Entre os maiores problemas enfrentados pela população usuária do SUS está o da garantia da continuidade do cuidado; por melhor que a atenção primária funcione, as pessoas eventualmente necessitarão de medidas diagnósticas ou terapêuticas mais complexas, passando a enfrentar gargalos no acesso que se traduzem na demora do cumprimento de certas etapas e na descontinuidade do processo terapêutico.

No caso do Rio de Janeiro, a convivência nada harmoniosa de sistemas de regulação municipais, estaduais, e mesmo federais, dificulta ainda mais a operação de fato unificada do sistema, e caberia ao Estado a gerência dessa articulação, o que não vem sendo feito de forma adequada.
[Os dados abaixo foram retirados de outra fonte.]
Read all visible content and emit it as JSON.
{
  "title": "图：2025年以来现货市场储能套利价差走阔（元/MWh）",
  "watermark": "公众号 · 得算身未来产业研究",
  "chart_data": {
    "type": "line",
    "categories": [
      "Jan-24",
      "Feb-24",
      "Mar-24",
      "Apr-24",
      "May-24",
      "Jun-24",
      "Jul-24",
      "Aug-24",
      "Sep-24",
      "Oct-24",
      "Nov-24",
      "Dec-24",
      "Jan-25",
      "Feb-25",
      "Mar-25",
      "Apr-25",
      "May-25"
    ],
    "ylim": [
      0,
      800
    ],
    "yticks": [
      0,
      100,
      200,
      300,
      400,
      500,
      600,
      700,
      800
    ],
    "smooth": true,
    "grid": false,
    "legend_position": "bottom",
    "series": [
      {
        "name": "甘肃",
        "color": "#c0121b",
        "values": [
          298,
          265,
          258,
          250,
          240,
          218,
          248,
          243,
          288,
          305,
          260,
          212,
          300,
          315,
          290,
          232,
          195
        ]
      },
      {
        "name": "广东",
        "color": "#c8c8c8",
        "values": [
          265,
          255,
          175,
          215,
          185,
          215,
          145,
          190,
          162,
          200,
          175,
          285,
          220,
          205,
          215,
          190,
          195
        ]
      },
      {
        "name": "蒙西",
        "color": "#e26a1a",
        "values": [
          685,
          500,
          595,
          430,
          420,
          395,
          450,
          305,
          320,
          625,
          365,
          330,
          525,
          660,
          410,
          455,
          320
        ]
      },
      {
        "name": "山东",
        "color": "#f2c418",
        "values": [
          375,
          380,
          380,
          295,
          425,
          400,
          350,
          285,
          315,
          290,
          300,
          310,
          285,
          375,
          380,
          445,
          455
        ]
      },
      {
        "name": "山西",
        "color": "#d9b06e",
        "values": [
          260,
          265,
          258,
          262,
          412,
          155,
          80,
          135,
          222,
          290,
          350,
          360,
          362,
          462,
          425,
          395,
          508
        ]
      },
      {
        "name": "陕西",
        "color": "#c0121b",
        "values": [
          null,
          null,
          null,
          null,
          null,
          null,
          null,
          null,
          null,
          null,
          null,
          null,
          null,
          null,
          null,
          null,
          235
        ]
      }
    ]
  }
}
A outra porta de entrada do sistema, a urgência, também apresenta problemas e vem sofrendo restrições no seu funcionamento; a manutenção e mesmo expansão do SAMU é fundamental para garantir o acesso ao cuidado de urgência com a rapidez e agilidade necessárias. Esses são desafios que as Universidades Estaduais vêm pesquisando e se encontram em plenas condições de propor encaminhamentos.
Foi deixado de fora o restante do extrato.